Note that the one-week periods during which the patient has worn the device for a fraction of time lower than time_worn_threshold are not used at any stage, neither for training nor for inference.

Examples

The examples below show how to use the code for training and inference on a set of patients' CGM time series, which for this purpose are artificially generated.

Model training

from src.model import Model
from src.simulation import simulate_patients
from src.utils import get_labelled_sequences

# minimum percentage of time that the patient must have worn the device over a given week
time_worn_threshold = 0.7

# glucose threshold below which we detect the onset of hypoglycemia, in mg/dL
glucose_threshold = 54

# minimum length of a hypoglycemic event, in minutes
event_duration_threshold = 15

# generate a dummy dataset
data = simulate_patients(
    freq=5,      # sampling frequency of the time series, in minutes
    length=84,   # length of the time series, in days
    num=100,     # number of time series
)

# reshape the dataset from long to wide
data = data.pivot(index='ts', columns=['id'], values=['gl'])
data.columns = data.columns.get_level_values(level='id')

# split the dataset into sequences
sequences = get_labelled_sequences(
    data=data,
    time_worn_threshold=time_worn_threshold,
    glucose_threshold=glucose_threshold,
    event_duration_threshold=event_duration_threshold,
)

# train the model
model = Model()

model.fit(
    sequences=sequences,
    sequence_length=int(7 * 24 * 60 // 5),
    l1_penalty=0.005,
    l2_penalty=0.05,
    learning_rate=0.00001,
    batch_size=32,
    epochs=1000,
    seed=42,
    verbose=1
)

# save the model
model.save(directory='model')

Model inference

from src.model import Model
from src.simulation import simulate_patients
from src.utils import get_unlabelled_sequences

# minimum percentage of time that the patient must have worn the device over a given week
time_worn_threshold = 0.7

# generate a dummy dataset
data = simulate_patients(
    freq=5,      # sampling frequency of the time series, in minutes
    length=7,    # length of the time series, in days
    num=100,     # number of time series
)

# reshape the dataset from long to wide
data = data.pivot(index='ts', columns=['id'], values=['gl'])
data.columns = data.columns.get_level_values(level='id')

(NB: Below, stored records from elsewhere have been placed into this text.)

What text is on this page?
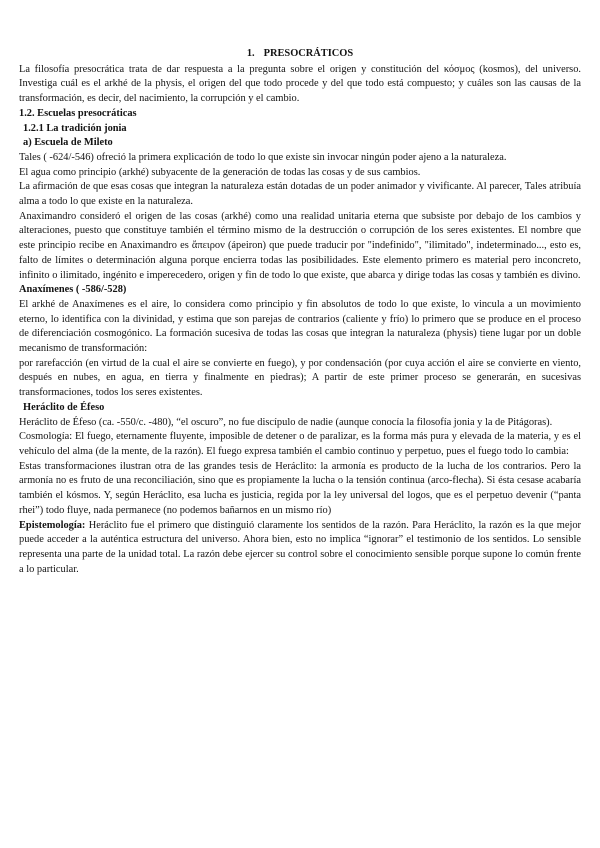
1. PRESOCRÁTICOS

La filosofía presocrática trata de dar respuesta a la pregunta sobre el origen y constitución del κόσμος (kosmos), del universo. Investiga cuál es el arkhé de la physis, el origen del que todo procede y del que todo está compuesto; y cuáles son las causas de la transformación, es decir, del nacimiento, la corrupción y el cambio.

1.2. Escuelas presocráticas

1.2.1 La tradición jonia

a) Escuela de Mileto

Tales ( -624/-546) ofreció la primera explicación de todo lo que existe sin invocar ningún poder ajeno a la naturaleza.

El agua como principio (arkhé) subyacente de la generación de todas las cosas y de sus cambios.

La afirmación de que esas cosas que integran la naturaleza están dotadas de un poder animador y vivificante. Al parecer, Tales atribuía alma a todo lo que existe en la naturaleza.

Anaximandro consideró el origen de las cosas (arkhé) como una realidad unitaria eterna que subsiste por debajo de los cambios y alteraciones, puesto que constituye también el término mismo de la destrucción o corrupción de los seres existentes. El nombre que este principio recibe en Anaximandro es ἄπειρον (ápeiron) que puede traducir por "indefinido", "ilimitado", indeterminado..., esto es, falto de límites o determinación alguna porque encierra todas las posibilidades. Este elemento primero es material pero inconcreto, infinito o ilimitado, ingénito e imperecedero, origen y fin de todo lo que existe, que abarca y dirige todas las cosas y también es divino.

Anaxímenes ( -586/-528)

El arkhé de Anaxímenes es el aire, lo considera como principio y fin absolutos de todo lo que existe, lo vincula a un movimiento eterno, lo identifica con la divinidad, y estima que son parejas de contrarios (caliente y frío) lo primero que se produce en el proceso de diferenciación cosmogónico. La formación sucesiva de todas las cosas que integran la naturaleza (physis) tiene lugar por un doble mecanismo de transformación:

por rarefacción (en virtud de la cual el aire se convierte en fuego), y por condensación (por cuya acción el aire se convierte en viento, después en nubes, en agua, en tierra y finalmente en piedras); A partir de este primer proceso se generarán, en sucesivas transformaciones, todos los seres existentes.

Heráclito de Éfeso

Heráclito de Éfeso (ca. -550/c. -480), “el oscuro”, no fue discípulo de nadie (aunque conocía la filosofía jonia y la de Pitágoras).

Cosmología: El fuego, eternamente fluyente, imposible de detener o de paralizar, es la forma más pura y elevada de la materia, y es el vehículo del alma (de la mente, de la razón). El fuego expresa también el cambio continuo y perpetuo, pues el fuego todo lo cambia:

Estas transformaciones ilustran otra de las grandes tesis de Heráclito: la armonía es producto de la lucha de los contrarios. Pero la armonía no es fruto de una reconciliación, sino que es propiamente la lucha o la tensión continua (arco-flecha). Si ésta cesase acabaría también el kósmos. Y, según Heráclito, esa lucha es justicia, regida por la ley universal del logos, que es el perpetuo devenir (“panta rhei”) todo fluye, nada permanece (no podemos bañarnos en un mismo río)

Epistemología: Heráclito fue el primero que distinguió claramente los sentidos de la razón. Para Heráclito, la razón es la que mejor puede acceder a la auténtica estructura del universo. Ahora bien, esto no implica “ignorar” el testimonio de los sentidos. Lo sensible representa una parte de la unidad total. La razón debe ejercer su control sobre el conocimiento sensible porque supone lo común frente a lo particular.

# split the dataset into sequences
sequences = get_unlabelled_sequences(
    data=data,
    time_worn_threshold=time_worn_threshold,
)

# load the model
model = Model()
model.load(directory='model')

# generate the model predictions
predictions = model.predict(sequences=sequences)
print(predictions.head())

References

[1] Dempster, A., Schmidt, D.F. and Webb, G.I., 2021. MiniRocket: A very fast (almost) deterministic transform for time series classification. In Proceedings of the 27th ACM SIGKDD conference on knowledge discovery & data mining (pp. 248-257).